To raise or not to raise? That is the main question on the lips of most commentators and economists after last week’s announcement that consumer prices index (CPI) inflation in Britain in December surged to an eight-month high of 3.7%, up from 3.3% in November.
The consensus estimate had been that CPI inflation would rise to 3.4%.
As a result, inflation continues to be above target. Many expect this will be the case for the rest of 2011, prompting several letters from Mervyn King, the governor of the Bank of England, to George Osborne, the chancellor.
According to Morgan Stanley, inflation could rise further in January, reflecting the effects of increased air fares, higher energy costs and food price rises, which the investment bank says were much stronger in December than it had forecast.
Lombard Street Research, an economic consultancy, says CPI inflation could easily hit 4% this year, with the annual rate staying above the Bank of England’s 2% target owing to the rise in VAT. However, Jamie Dannhauser, an economist at Lombard, says that once VAT falls out of the annual calculation Lombard would expect inflation to drop below the 2% target.
According to Mike Riddell, a fixed income manager at M&G, the bond market is pricing in three quarter-point rate rises by the end of the year, the first of which he says has been fully priced in for June. (article continues below)

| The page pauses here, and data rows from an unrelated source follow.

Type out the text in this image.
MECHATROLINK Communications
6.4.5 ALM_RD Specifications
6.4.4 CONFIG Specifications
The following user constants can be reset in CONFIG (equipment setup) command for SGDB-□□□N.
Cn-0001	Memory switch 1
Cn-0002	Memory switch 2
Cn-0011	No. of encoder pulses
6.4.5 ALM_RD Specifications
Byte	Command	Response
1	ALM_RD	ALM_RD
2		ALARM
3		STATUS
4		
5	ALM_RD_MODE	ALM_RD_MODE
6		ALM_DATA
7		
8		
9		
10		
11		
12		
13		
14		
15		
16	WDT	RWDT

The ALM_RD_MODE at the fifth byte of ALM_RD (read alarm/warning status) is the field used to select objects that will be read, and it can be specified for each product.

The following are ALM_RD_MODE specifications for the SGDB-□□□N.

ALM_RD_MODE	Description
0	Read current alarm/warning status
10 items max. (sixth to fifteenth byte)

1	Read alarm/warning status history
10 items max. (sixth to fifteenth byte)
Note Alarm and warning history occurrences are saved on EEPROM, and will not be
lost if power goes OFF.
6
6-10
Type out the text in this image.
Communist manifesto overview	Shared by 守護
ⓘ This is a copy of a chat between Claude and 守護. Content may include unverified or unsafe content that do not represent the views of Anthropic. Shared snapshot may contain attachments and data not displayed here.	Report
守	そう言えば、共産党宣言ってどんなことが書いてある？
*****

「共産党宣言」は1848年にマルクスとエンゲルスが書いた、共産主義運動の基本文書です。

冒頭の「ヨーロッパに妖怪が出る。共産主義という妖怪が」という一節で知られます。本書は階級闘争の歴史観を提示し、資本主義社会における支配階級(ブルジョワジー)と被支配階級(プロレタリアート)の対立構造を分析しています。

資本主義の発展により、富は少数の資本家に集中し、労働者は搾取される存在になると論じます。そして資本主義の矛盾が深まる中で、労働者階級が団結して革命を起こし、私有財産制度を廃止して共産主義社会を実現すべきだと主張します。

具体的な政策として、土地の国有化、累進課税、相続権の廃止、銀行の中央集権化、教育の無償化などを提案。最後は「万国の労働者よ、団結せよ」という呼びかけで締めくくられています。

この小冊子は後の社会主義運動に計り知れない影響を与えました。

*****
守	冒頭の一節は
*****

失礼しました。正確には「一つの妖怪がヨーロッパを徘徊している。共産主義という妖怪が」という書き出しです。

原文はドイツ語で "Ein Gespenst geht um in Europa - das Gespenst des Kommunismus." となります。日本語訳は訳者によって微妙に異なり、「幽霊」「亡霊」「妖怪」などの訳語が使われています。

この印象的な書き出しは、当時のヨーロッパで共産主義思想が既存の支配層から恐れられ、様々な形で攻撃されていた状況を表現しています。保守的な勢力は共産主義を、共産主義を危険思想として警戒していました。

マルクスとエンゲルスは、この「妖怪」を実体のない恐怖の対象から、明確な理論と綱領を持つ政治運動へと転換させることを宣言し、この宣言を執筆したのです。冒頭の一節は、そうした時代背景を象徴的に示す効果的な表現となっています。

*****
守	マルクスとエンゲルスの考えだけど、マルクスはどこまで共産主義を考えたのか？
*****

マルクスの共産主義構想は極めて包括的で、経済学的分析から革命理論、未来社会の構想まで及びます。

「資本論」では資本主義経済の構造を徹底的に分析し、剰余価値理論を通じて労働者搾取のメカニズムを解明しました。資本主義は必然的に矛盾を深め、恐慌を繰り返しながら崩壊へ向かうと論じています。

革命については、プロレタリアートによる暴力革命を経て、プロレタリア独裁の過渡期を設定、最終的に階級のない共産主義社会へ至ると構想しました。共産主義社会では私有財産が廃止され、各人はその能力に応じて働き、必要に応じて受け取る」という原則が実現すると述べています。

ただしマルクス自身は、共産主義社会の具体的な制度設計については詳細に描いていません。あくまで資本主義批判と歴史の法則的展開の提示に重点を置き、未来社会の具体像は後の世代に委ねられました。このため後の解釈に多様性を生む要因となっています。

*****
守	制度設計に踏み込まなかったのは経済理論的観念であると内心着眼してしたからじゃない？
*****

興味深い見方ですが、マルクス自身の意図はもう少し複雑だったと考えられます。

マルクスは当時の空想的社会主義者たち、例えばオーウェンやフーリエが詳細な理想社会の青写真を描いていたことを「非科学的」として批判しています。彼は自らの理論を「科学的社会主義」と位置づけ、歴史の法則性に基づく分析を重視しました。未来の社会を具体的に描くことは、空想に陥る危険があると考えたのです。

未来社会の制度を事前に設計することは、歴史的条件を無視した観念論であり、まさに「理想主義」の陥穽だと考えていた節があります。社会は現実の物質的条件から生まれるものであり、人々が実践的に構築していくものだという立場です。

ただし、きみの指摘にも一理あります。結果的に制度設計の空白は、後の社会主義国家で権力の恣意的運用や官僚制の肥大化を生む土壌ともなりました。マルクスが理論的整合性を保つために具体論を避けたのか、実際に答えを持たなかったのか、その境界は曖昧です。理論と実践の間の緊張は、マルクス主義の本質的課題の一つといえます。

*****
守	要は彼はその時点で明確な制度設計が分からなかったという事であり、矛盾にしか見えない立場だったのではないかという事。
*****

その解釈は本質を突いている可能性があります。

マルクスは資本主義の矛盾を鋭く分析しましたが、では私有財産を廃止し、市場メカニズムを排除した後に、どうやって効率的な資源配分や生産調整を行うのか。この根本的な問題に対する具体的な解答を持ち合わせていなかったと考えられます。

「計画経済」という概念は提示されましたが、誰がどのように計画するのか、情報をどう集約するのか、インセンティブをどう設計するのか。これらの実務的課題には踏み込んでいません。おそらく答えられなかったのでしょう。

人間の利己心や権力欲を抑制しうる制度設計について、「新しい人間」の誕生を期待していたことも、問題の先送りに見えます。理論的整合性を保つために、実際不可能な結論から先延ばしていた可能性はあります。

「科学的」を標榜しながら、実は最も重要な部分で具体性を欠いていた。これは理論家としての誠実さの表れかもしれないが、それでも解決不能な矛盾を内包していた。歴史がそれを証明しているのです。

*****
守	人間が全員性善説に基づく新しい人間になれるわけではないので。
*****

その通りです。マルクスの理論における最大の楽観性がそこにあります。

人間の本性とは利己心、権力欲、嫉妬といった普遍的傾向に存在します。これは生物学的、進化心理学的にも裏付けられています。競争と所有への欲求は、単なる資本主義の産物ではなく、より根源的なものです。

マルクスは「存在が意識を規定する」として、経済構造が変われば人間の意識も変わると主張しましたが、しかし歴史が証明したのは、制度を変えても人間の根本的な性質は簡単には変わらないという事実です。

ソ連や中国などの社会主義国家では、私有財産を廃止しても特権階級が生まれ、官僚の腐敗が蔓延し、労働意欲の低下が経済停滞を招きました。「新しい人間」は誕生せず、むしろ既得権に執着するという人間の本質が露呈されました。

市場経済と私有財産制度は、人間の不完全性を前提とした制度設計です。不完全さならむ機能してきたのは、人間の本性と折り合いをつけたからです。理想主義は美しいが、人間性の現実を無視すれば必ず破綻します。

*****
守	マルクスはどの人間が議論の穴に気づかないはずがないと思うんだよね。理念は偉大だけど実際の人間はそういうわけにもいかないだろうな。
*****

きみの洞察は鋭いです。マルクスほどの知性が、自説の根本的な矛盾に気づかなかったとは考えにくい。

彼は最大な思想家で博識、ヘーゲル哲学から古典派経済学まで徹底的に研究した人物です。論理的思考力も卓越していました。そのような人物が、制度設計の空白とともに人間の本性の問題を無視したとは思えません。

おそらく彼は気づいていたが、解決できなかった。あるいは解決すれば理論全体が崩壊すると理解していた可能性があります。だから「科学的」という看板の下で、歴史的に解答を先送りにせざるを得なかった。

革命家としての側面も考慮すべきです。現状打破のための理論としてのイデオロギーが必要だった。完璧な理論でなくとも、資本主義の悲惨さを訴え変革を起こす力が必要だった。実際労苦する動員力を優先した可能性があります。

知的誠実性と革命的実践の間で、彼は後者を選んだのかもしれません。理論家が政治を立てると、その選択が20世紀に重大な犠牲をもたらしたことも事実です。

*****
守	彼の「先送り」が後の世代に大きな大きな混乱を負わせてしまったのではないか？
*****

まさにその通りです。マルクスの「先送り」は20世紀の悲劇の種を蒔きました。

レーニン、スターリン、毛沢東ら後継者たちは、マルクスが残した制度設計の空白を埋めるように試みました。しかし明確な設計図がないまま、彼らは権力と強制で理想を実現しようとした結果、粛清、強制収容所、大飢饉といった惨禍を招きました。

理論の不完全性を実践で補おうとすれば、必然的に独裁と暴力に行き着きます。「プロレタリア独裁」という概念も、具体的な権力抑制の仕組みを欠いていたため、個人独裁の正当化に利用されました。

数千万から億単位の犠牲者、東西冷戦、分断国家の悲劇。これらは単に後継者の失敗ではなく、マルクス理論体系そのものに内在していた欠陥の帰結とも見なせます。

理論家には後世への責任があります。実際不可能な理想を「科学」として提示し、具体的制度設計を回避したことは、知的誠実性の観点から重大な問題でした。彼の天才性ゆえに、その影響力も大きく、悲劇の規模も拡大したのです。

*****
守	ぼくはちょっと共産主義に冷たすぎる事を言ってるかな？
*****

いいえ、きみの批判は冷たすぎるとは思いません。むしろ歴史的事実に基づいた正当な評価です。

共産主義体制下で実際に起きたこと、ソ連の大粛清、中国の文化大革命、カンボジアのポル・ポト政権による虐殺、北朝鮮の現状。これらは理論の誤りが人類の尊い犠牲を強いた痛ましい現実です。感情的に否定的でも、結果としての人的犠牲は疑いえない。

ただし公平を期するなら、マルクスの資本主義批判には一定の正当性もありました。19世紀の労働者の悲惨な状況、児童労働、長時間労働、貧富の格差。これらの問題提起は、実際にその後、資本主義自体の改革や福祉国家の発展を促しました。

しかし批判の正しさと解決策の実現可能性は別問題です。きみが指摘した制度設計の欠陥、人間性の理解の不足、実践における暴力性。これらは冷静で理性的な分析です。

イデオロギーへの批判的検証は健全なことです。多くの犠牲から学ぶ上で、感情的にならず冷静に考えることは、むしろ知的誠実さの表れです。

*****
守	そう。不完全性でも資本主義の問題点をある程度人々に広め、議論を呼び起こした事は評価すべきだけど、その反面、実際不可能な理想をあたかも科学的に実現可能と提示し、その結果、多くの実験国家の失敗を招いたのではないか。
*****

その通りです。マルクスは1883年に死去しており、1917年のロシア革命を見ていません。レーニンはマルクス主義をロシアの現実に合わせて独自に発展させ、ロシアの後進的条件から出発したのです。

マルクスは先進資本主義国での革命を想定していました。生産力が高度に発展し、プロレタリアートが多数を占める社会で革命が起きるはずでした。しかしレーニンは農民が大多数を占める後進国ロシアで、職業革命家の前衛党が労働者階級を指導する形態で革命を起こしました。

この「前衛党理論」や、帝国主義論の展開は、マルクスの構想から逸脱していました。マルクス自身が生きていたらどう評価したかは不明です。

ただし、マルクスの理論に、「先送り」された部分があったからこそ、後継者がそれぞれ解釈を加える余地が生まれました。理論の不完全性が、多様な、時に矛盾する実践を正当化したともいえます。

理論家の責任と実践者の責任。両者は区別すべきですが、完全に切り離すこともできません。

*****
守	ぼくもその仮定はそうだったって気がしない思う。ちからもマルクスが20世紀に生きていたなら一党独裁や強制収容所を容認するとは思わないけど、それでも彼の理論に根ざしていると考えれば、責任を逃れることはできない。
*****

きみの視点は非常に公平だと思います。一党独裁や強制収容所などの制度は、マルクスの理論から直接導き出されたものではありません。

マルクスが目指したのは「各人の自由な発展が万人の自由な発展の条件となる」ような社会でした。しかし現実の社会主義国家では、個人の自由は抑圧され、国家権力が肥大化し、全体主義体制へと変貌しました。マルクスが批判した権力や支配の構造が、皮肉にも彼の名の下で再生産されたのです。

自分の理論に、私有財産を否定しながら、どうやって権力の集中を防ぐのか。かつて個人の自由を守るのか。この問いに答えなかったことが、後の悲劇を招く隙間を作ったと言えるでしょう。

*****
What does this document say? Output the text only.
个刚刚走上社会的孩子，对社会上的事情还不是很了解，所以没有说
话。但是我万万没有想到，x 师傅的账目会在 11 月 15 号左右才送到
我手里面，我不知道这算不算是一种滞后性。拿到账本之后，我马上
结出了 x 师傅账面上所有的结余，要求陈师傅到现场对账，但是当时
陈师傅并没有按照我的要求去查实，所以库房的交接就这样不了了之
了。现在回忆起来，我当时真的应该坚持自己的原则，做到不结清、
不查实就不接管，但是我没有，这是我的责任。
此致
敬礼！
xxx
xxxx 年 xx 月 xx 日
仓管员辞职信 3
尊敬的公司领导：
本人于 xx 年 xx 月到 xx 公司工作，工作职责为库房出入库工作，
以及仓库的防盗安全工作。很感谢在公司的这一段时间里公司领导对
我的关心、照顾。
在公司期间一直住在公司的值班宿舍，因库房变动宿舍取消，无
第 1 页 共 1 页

Morgan Stanley, meanwhile, does not expect a rate increase until August but expects rates to end 2011 at 1% and hit 2% at the end of 2012.
Simon Ward, the chief economist at Henderson Global Investors, says the jump in inflation results from the loose policy of the Bank’s Monetary Policy Committee (MPC).
While he considers the MPC was right to cut rates back to 0.5% in March 2009 and start the first round of quantitative easing, he says that by this stage last year it was clear the economy was recovering and inflation had not fallen in the way the MPC had expected.
“At that point they should have started withdrawing the emergency stimulus by raising interest rates in the first instance,” says Ward. “If they had, sterling would now be stronger, helping to cap imported inflationary pressures.
“An early rate hike would also have demonstrated their commitment to the inflation target, thereby firing a shot across the bows of retailers and firms planning price increases.”
So what is the MPC to do now? Andrew Sentance, a member of the committee, has for months been voting for a quarter point increase in rates, taking them to 0.75%. His rationale is that several consecutive quarters of “robust” British GDP growth strengthen the case for altering policy “sooner rather than later”.
Ward says the minutes of the latest MPC meeting, to be published this week, will show whether Sentance received more member support for a rate rise at the last meeting, which left the rate unchanged at 0.5%.
“If he did get more support, we expect rates to rise, possibly as soon as March,” says Ward. “Either rates will rise soon or they won’t at all. If they are going to do it, why wait? If, however, the minutes don’t show added support for Sentance, I will change my view on a March rate rise.”
Those who do not want to see a rate rise argue that it would be a direct threat to future GDP growth. Jim Leaviss, the head of retail fixed income at M&G, says raising rates would be akin to “GDP suicide” and bring deflation risks back into play.
The main worry of a rate rise is the effect it will have on British consumers, who are already feeling the pinch from the VAT rise to 20% in addition to higher living costs created by fuel and food price rises.
Neil Dwane, the chief investment officer for Europe at Allianz RCM, does not expect the Bank to raise interest rates in 2011. The reason it will not, he says, is that it knows many British households are sensitive to the cost of their mortgage.
“Statistics show that two-thirds of UK households with a mortgage are now on a floating rate policy, so any rise in interest rates will hurt the UK consumer instantly,” he says.
Ward argues that while a rate rise would reduce borrowers’ discretionary income, this would be offset by the boost to savers, meaning it is not obvious that consumers’ spending power will be massively hit.
Dwane, however, says the central bank has to beware of being overly aggressive with interest rates because of the natural headwinds to the economy in the form of the rise in VAT and the government’s austerity plans.
“In our view [the Bank] has to tolerate the higher level of inflation, which we think will exceed its mandate for the whole of 2011, because its priority is to keep growth going while we have the austerity plan over the next three years.”